Seconding the thrift store. I bought an old Hamilton-Beach for $10 (and overpaid, I'm sure). I'm saving up for one of the fancy All-Clad ones that egeanin linked to, though.
posted by rossination at 10:36 AM on January 20, 2012

If you are super lazy, you might want to consider getting one of the models where the insert is stovetop-friendly so you can do whatever searing you need to in it and then not have to switch from pan to crock and have an extra pan to wash. That's one of my current crock-jealousies. And I'd steer clear of any with plastic parts on the lid--the last one I had with a plastic handle on the top of the lid, from a supposedly decent brand (Rival), every time I used it the plastic would leach out (!) and eventually the whole knob on top just disintegrated and fell off, making it hard to lift the lid without oven mitts and something to wedge between it and the crock. Not so great.

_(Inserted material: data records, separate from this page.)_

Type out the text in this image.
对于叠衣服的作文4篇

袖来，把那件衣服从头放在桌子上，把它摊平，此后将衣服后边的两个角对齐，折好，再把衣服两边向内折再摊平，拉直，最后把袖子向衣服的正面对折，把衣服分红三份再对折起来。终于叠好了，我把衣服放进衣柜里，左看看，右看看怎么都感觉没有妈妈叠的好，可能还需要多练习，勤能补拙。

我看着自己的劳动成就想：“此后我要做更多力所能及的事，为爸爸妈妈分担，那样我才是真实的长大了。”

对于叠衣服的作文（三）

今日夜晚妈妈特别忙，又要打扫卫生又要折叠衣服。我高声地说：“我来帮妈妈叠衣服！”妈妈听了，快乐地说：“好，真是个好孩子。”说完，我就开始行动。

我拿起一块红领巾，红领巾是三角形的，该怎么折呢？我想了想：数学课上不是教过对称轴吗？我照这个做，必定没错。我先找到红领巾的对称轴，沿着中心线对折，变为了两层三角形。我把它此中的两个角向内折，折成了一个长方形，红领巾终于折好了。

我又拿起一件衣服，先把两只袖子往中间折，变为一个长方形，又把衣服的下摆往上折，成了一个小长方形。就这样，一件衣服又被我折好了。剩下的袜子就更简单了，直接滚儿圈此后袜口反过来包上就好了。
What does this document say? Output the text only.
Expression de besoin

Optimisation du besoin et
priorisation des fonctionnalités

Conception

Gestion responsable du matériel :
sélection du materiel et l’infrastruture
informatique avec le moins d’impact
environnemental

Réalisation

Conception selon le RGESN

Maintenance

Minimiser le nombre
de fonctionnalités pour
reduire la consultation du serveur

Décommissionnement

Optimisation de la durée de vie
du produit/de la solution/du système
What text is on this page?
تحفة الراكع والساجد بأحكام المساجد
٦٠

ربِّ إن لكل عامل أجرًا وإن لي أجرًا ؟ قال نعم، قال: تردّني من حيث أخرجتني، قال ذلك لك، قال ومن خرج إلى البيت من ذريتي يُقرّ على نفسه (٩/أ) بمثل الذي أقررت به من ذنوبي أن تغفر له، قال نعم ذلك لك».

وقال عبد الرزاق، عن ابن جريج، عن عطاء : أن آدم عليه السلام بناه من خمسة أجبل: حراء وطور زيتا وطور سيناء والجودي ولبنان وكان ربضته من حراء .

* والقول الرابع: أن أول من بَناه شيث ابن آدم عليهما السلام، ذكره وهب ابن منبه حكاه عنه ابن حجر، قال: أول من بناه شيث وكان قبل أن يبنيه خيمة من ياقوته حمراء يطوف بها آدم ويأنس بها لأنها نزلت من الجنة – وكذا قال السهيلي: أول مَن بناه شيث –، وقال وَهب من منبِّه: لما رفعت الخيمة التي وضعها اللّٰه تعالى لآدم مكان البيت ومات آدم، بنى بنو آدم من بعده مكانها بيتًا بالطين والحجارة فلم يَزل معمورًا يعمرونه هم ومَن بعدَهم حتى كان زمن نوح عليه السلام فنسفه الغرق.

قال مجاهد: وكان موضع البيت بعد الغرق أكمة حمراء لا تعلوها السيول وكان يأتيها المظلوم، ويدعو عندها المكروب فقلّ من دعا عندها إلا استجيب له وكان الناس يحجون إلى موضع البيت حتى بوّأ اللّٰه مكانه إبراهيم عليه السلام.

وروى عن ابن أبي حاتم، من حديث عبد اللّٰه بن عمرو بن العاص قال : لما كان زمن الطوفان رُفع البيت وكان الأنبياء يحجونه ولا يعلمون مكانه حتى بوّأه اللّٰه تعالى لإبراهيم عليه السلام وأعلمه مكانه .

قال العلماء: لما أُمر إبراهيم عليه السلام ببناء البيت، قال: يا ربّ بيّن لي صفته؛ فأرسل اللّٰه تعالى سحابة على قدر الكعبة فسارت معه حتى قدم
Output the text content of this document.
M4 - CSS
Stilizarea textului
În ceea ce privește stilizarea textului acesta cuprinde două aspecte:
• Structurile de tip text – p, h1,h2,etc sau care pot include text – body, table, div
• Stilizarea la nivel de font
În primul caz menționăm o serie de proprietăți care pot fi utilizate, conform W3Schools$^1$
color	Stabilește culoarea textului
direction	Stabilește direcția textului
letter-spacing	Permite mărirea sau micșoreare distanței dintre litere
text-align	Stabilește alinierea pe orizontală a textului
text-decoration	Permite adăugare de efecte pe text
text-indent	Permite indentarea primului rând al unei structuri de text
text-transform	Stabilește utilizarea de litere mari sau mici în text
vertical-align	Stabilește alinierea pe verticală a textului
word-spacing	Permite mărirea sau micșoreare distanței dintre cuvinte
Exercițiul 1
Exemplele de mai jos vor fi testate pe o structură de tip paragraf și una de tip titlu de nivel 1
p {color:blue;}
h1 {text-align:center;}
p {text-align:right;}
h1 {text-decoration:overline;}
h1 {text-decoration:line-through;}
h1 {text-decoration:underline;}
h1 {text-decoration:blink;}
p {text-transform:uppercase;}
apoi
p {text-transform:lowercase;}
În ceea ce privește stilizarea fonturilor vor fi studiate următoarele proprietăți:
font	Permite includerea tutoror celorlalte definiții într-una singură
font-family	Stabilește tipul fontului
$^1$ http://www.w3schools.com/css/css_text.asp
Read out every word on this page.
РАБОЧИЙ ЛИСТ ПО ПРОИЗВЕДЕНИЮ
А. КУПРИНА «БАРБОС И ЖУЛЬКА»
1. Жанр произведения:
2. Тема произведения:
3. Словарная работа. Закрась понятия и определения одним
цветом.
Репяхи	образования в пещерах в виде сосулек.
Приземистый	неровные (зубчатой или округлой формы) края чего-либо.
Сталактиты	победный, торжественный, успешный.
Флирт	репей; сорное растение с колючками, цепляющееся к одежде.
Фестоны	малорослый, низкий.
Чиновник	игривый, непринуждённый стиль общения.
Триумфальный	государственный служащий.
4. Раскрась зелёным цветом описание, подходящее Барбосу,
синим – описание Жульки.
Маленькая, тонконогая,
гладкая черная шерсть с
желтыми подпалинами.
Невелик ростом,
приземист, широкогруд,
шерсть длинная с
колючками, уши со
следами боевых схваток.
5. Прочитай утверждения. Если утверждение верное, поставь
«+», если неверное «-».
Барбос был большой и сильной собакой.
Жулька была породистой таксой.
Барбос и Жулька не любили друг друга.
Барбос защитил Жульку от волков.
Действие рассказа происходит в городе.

And palliser is spot on about the temperature safety-->overcooking issue--diehards have rigged dimmer switches to their crockpot cords to keep the temperature more like vintage crocks. If you're geeky you could do that maybe.
posted by ifjuly at 12:18 PM on January 20, 2012

Also, yes, size matters. For me it's the opposite problem though as the one mentioned above--if I'm going to bother crocking something aaaaall day it's likely going to be a Big Huge Honkin' Cheap Roast, as in, large. There is nothing more frustrating than getting out some big frozen turkey breast you got on clearance after Thanksgiving at 6am and realizing it's too big to fit in your crock by only two inches, ugh. So I would argue bigger is better, and it will make it easier to go by the directions for more crock recipes assuming a standard bigger crock, but ymmv.